Lately I have found myself photographing the contents of the little silver compost bin which sits on our kitchen countertop. I will open it up to discard some scrap of food and notice that an unintentional bit of art has taken place under its dome. A blue egg shell nestled next to a beet root atop a stack of asparagus ends with just a little curl of lemon peel peeking through, all with a quiet tea bag resting on the side. It’s beautiful. What is more is that this earthy composition is the beginning of something marvelous — my little compost bin is helping to stop global warming.
I take my bin, full of scrappy art, and dump it in the larger Black Earth compost bin we keep outside in our shed. This bin is picked up weekly by Black Earth where it is trucked to their compost site and mixed with leaves. Here it stays for six months during which time it is kept at 150 degrees for at least two months, essentially cooked. After this it is screened to sift out plastics which are discarded and wood chips and rocks, which are used. The compost is then returned to the large pile on Southern Avenue where Manchester residents are welcome to use it.
So what does any of this have to do with global warming? Everything. Soil sequesters more carbon than living plants and the atmosphere combined. Properly managed soil is essentially a carbon sponge. Practices such as permaculture gardening, regenerative farming, organic farming, and low to no-till farming, all forms of “carbon farming”, cultivate the soil in such a way that it retains its natural ability to store carbon. This is the good news. The bad news is that when soil is abused through intense grazing,
single crop cultivation, tilling, and the use of chemical fertilizers, it releases carbon into the atmosphere. Next to the burning of fossil fuels, agricultural practices that harm the soil have become one of the main contributors to carbon emissions. Given that more than one third of the earth’s ice-free surface is used for agricultural purposes, this is more than a little alarming. But the great news is that this very same land, currently part of the problem, can be part of the solution, if we simply change the way we treat it.
This month the Trustees magazine ran a wonderful piece on natural climate solutions. The Trustees, together with The Nature Conservancy and Mass Audubon successfully advocated for Massachusetts lawmakers to include language supporting natural climate solutions in the state’s Next Gen Climate bill calling for net-zero climate emissions by 2050. Rotational grazing at Appleton Farms, keeping vegetative grasses higher to hold more carbon, growing cover crops with compost, and salt marsh restoration, are just some of the ways the Trustees are fighting climate change. Additionally, each of these methods is being studied and measured so that Trustee’s land in Massachusetts can become a national leader for natural climate solutions.

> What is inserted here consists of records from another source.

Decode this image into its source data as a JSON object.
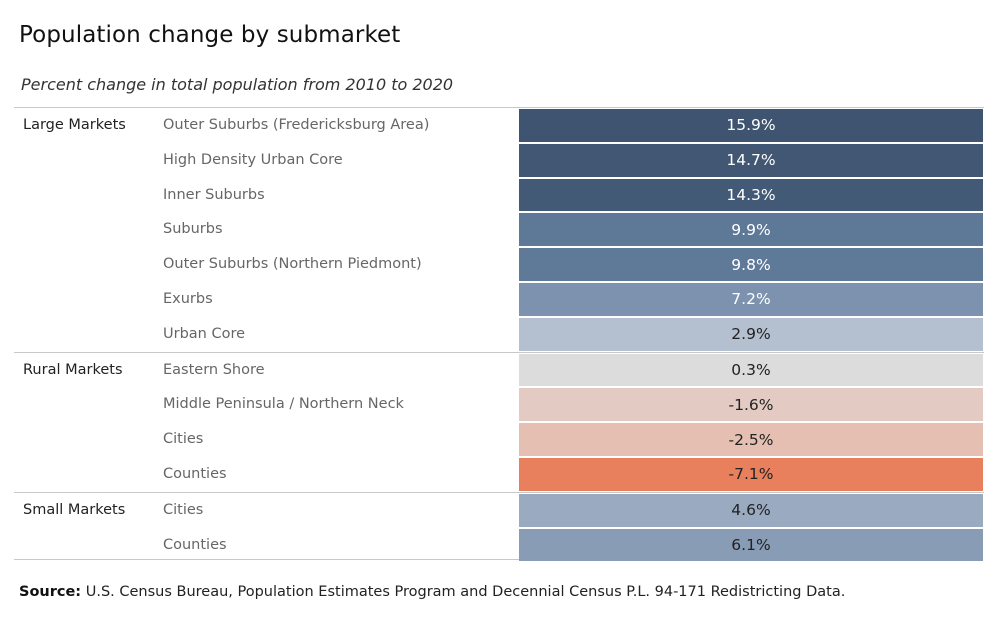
{
  "title": "Population change by submarket",
  "subtitle": "Percent change in total population from 2010 to 2020",
  "source_label": "Source:",
  "source_text": "U.S. Census Bureau, Population Estimates Program and Decennial Census P.L. 94-171 Redistricting Data.",
  "chart_data": {
    "type": "table",
    "groups": [
      {
        "name": "Large Markets",
        "rows": [
          {
            "label": "Outer Suburbs (Fredericksburg Area)",
            "value": 15.9,
            "display": "15.9%",
            "color": "#3e5470",
            "text_color": "#ffffff"
          },
          {
            "label": "High Density Urban Core",
            "value": 14.7,
            "display": "14.7%",
            "color": "#415774",
            "text_color": "#ffffff"
          },
          {
            "label": "Inner Suburbs",
            "value": 14.3,
            "display": "14.3%",
            "color": "#435a77",
            "text_color": "#ffffff"
          },
          {
            "label": "Suburbs",
            "value": 9.9,
            "display": "9.9%",
            "color": "#5e7898",
            "text_color": "#ffffff"
          },
          {
            "label": "Outer Suburbs (Northern Piedmont)",
            "value": 9.8,
            "display": "9.8%",
            "color": "#5f7999",
            "text_color": "#ffffff"
          },
          {
            "label": "Exurbs",
            "value": 7.2,
            "display": "7.2%",
            "color": "#7c92ae",
            "text_color": "#ffffff"
          },
          {
            "label": "Urban Core",
            "value": 2.9,
            "display": "2.9%",
            "color": "#b4c0cf",
            "text_color": "#222222"
          }
        ]
      },
      {
        "name": "Rural Markets",
        "rows": [
          {
            "label": "Eastern Shore",
            "value": 0.3,
            "display": "0.3%",
            "color": "#dcdcdc",
            "text_color": "#222222"
          },
          {
            "label": "Middle Peninsula / Northern Neck",
            "value": -1.6,
            "display": "-1.6%",
            "color": "#e3cbc3",
            "text_color": "#222222"
          },
          {
            "label": "Cities",
            "value": -2.5,
            "display": "-2.5%",
            "color": "#e5c0b2",
            "text_color": "#222222"
          },
          {
            "label": "Counties",
            "value": -7.1,
            "display": "-7.1%",
            "color": "#e8805e",
            "text_color": "#222222"
          }
        ]
      },
      {
        "name": "Small Markets",
        "rows": [
          {
            "label": "Cities",
            "value": 4.6,
            "display": "4.6%",
            "color": "#9aabc1",
            "text_color": "#222222"
          },
          {
            "label": "Counties",
            "value": 6.1,
            "display": "6.1%",
            "color": "#889cb6",
            "text_color": "#222222"
          }
        ]
      }
    ]
  }
}
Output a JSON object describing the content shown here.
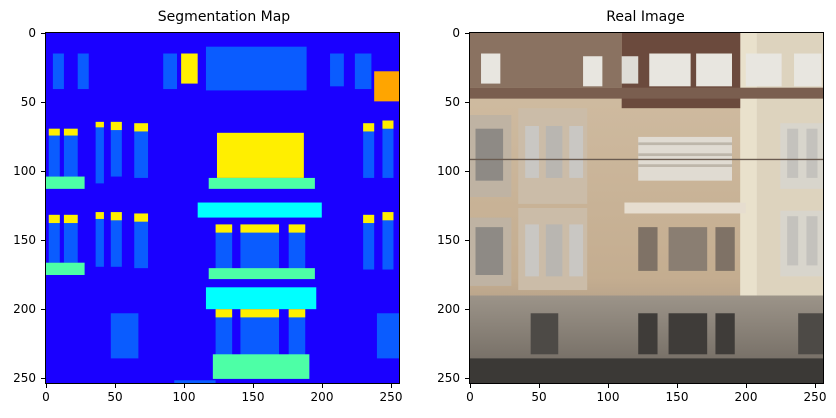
{
  "panels": [
    {
      "title": "Segmentation Map",
      "x_ticks": [
        "0",
        "50",
        "100",
        "150",
        "200",
        "250"
      ],
      "y_ticks": [
        "0",
        "50",
        "100",
        "150",
        "200",
        "250"
      ]
    },
    {
      "title": "Real Image",
      "x_ticks": [
        "0",
        "50",
        "100",
        "150",
        "200",
        "250"
      ],
      "y_ticks": [
        "0",
        "50",
        "100",
        "150",
        "200",
        "250"
      ]
    }
  ],
  "colors": {
    "background": "#1a00ff",
    "window": "#0a5cff",
    "sill": "#4dffa6",
    "yellow": "#ffef00",
    "cyan": "#00ffff",
    "orange": "#ffa500"
  }
}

Now back to us and our mighty compost. In a 19-year study conducted by UC Davis measuring the carbon storage in soil, researchers discovered, among other things, the valuable role of compost. The study found that cover crops alone were not highly effective in storing carbon. However, when combined with compost, the carbon content was significantly increased — approximately 0.7 percent annually. The study also found that carbon is being stored much deeper in the soil than previously thought. The hope is that this data will help policymakers provide incentives to farmers who use compost. This is already being done in California through the Healthy Soils Incentives Program. Here in Massachusetts farmers and agricultural composters can apply for a grant through the Agricultural Composting Improvement Grant Program (ACIP) whose goal is to “help agricultural composters improve the overall management of their agricultural composting operations and facilitate on-farm compost use. “
So, what can we do? As you likely know, the town of Manchester has been tremendous in working with Black Earth to create a state-of-the-art compost facility at the transfer station site, which is outstanding. But individually we can still do more: Compost! Support local farmers. Practice carbon gardening: Use raised garden beds to avoid tilling, look into permaculture gardening, stop using chemical fertilizers, and try using compost and leaf mulch if you aren’t already. Do your best to mow your lawns less often and definitely avoid using chemicals on them. And know that if we take the time to care for it properly the soil will, most definitely, thank us — if we let it.
To read further, the Black Earth web site has a great list of links (blackearthcompost.com). NOFA (Northeast Organic Farmers Association) hosts organic gardening workshops, a soil series, compost workshops, and more (nofamass.org).
And, as we are all watching more movies these days, I highly recommend the films The Biggest Little Farm and Wasted! The Story of Food Waste.